E quando essa pessoinha que mamava, engatinhava, andava e corria, pedalava, andava de patinete, sempre com olhares a olhar por ela...quando ela tem que andar com os pés, sem qualquer supervisão, a gente se pega no arcanjo, a gente se pega nela...a Maria, a gente se pega no DEUS onipresente (AQUELE que está em todos os lugares) e no TAO que permeia tudo. A gente pede que o pedacinho de chão que ele tiver que percorrer, que seja de luz, sagrado, protegido...e que a minha coragem de mãe seja sempre maior que meu medo de mãe.
Tenho preparado o terreno...semeado as sementes da autonomia...e falado...'cuidado com isso, esteja atento àquilo'...enfim...e sei que o dia tá chegando. Mas ele é meigo e sai dando bom dia boa tarde e boa noite pra Deus e o mundo...explico que até ser afável requer moderação...com completos estranhos devemos ser sempre cautelosos. Provavelmente devo sucumbir a um celular pra ele, que tanto adio...para me comunicar com ele. Ah, se eu pudesse...como num poema...deixava ele no ninho...esse meu passarinho...

Mas ele precisa e QUER voar...tanto que já me afirmou mais de uma vez: 'mãe, fica tranquila...eu sei ir e voltar...não precisa ter medo...' e me pega pensativa e diz: 'mãe, vc está bem?' Não...eu não estou bem...estou processando e digerindo e ruminando...os passinhos que ele vai dar...

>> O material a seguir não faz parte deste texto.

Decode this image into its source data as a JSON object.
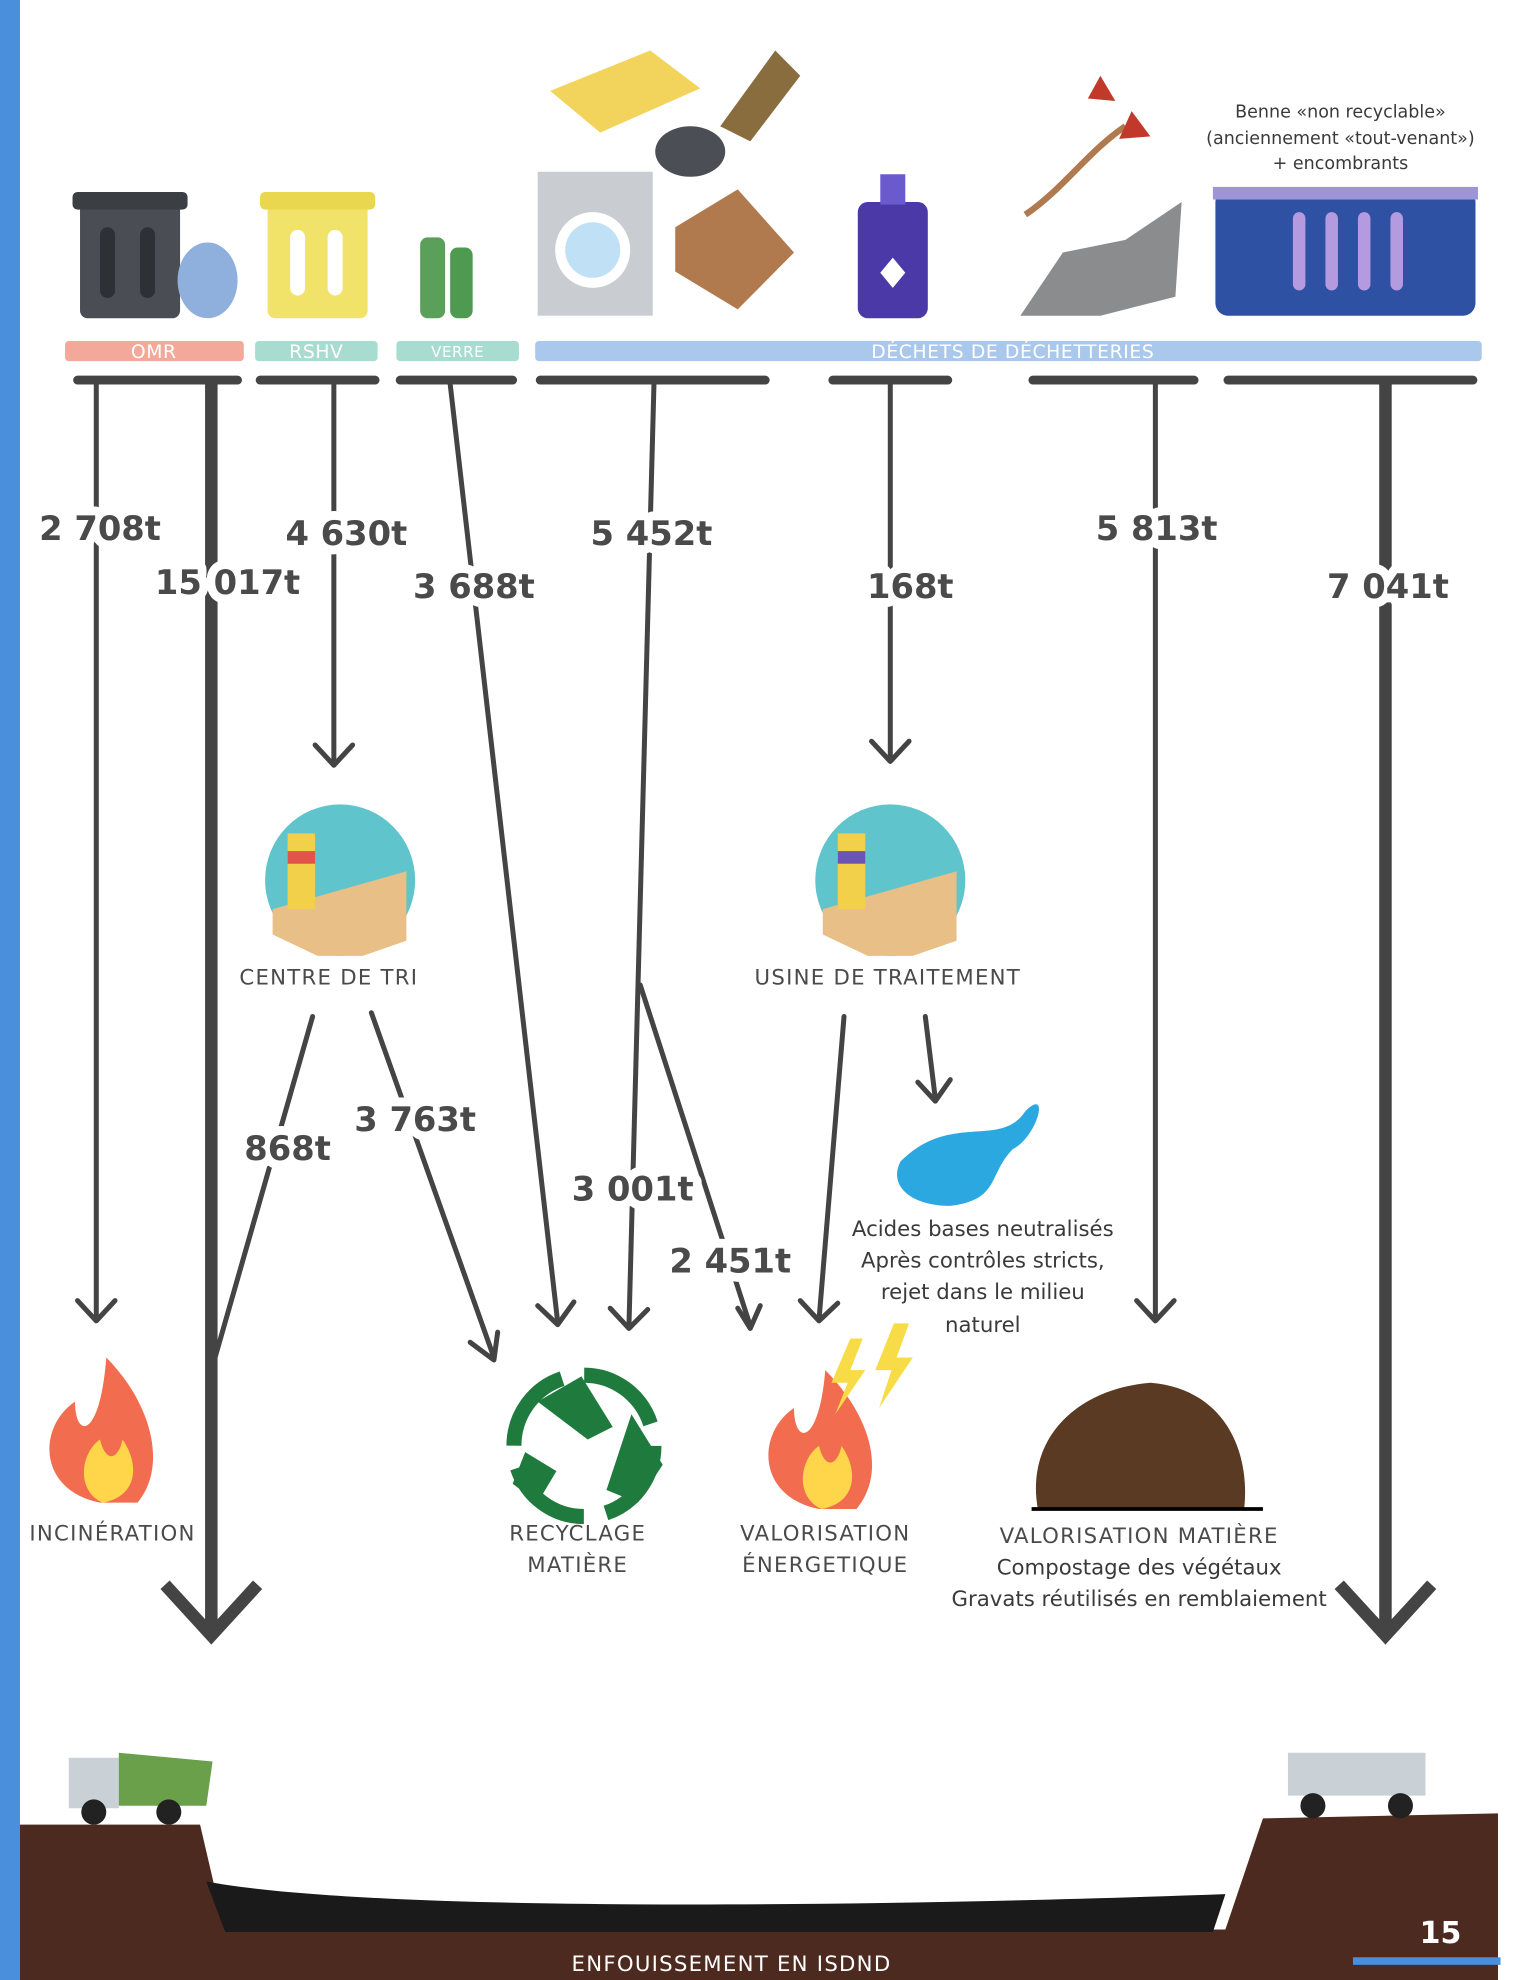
{
  "header": {
    "categories": [
      "OMR",
      "RSHV",
      "VERRE",
      "DÉCHETS DE DÉCHETTERIES"
    ],
    "benne_note": [
      "Benne «non recyclable»",
      "(anciennement «tout-venant»)",
      "+ encombrants"
    ]
  },
  "flows": [
    "2 708t",
    "15 017t",
    "4 630t",
    "3 688t",
    "5 452t",
    "168t",
    "5 813t",
    "7 041t",
    "868t",
    "3 763t",
    "3 001t",
    "2 451t"
  ],
  "destinations": {
    "incineration": "INCINÉRATION",
    "centre_de_tri": "CENTRE DE TRI",
    "usine": "USINE DE TRAITEMENT",
    "recyclage": [
      "RECYCLAGE",
      "MATIÈRE"
    ],
    "valorisation_energetique": [
      "VALORISATION",
      "ÉNERGETIQUE"
    ],
    "valorisation_matiere": [
      "VALORISATION MATIÈRE",
      "Compostage des végétaux",
      "Gravats réutilisés en remblaiement"
    ],
    "acides": [
      "Acides bases neutralisés",
      "Après contrôles stricts,",
      "rejet dans le milieu",
      "naturel"
    ],
    "enfouissement": "ENFOUISSEMENT EN ISDND"
  },
  "page_number": "15"
}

Nessas e em todas as horas a fé é algo estruturante...pq eu sei que vai dar tudo certo...EU TENHO FÉ. Mas o que tenho é dialogado com o meu medo e falado pra ele 'cara...assim não dá...eu preciso de um tempo...' como o casal de namoradinhos que brigam (medo e coragem).
A vida é um constante fluxo...o yin e yang estão aí pra nos mostrar...o tempo todo tudo mudando...no meio dia o ápice do dia e início da noite...na meia noite o ápice da noite e início do dia...o nascer e o morrer...o chorar e o sorrir...um dia de chuva e outro de sol...nada para de cambiar...assim como cambeiam nossas pernas frente ao próximo desafio. Um dia grávidos, um dia bebê, um dia menino...no outro rapazinho...
Só sei que escrever me solta...e, já um pouco solta, penso em soltar...soltar a mãe-posse, soltar o controle (ou pseudo controle), soltar o medo, soltar meu pré-adolescente pra natação só...soltar é um exercício difícil...porque naturalmente queremos segurar...agarrar, abraçar, beijar, morder, fazer cócegas, comer pipoca junto e ver filmes agarradinhos.
Filho é como que um aroma...o melhor dos aromas...um aroma do céu! Mas não dá pra trancar esse aroma no quarto a 7 chaves para somente vc sentir o perfume divino. Ele tem que rodar o mundo...e deixar outros igualmente felizes em senti-lo.
E aí...tudo aquilo que vc lê, pratica no tapete, todos os chi kungs da vida, yoga, tai chi, meditação...nessa hora tem que pegar tudo isso e se agarrar a isso e buscar o seu centro...acreditar na cadência da vida...como na natação que ele frequenta...primeiro uma braçada...depois outra...coordenadas com as pernas...respiração...e assim chega-se do outro lado da piscina...avançando uma aula de cada vez...aprendendo a ser mãe um dia de cada vez...a viver uma experiência por vez.
Ele é meu primeiro pedacinho de céu...ele é meu bebê crescendo...ele é meu rapazinho.
E como um ruminante estou processando, digerindo, preparando o terreno...falando e explicando...o dia tá chegando desse soltar...tenho orado e pedido aos mestres divinos a humildade da água...que a tudo contorna...pedindo luz interna...pedindo centro...pedindo (e praticando) tai chi. Soltando...me busco ser uma pessoa melhor.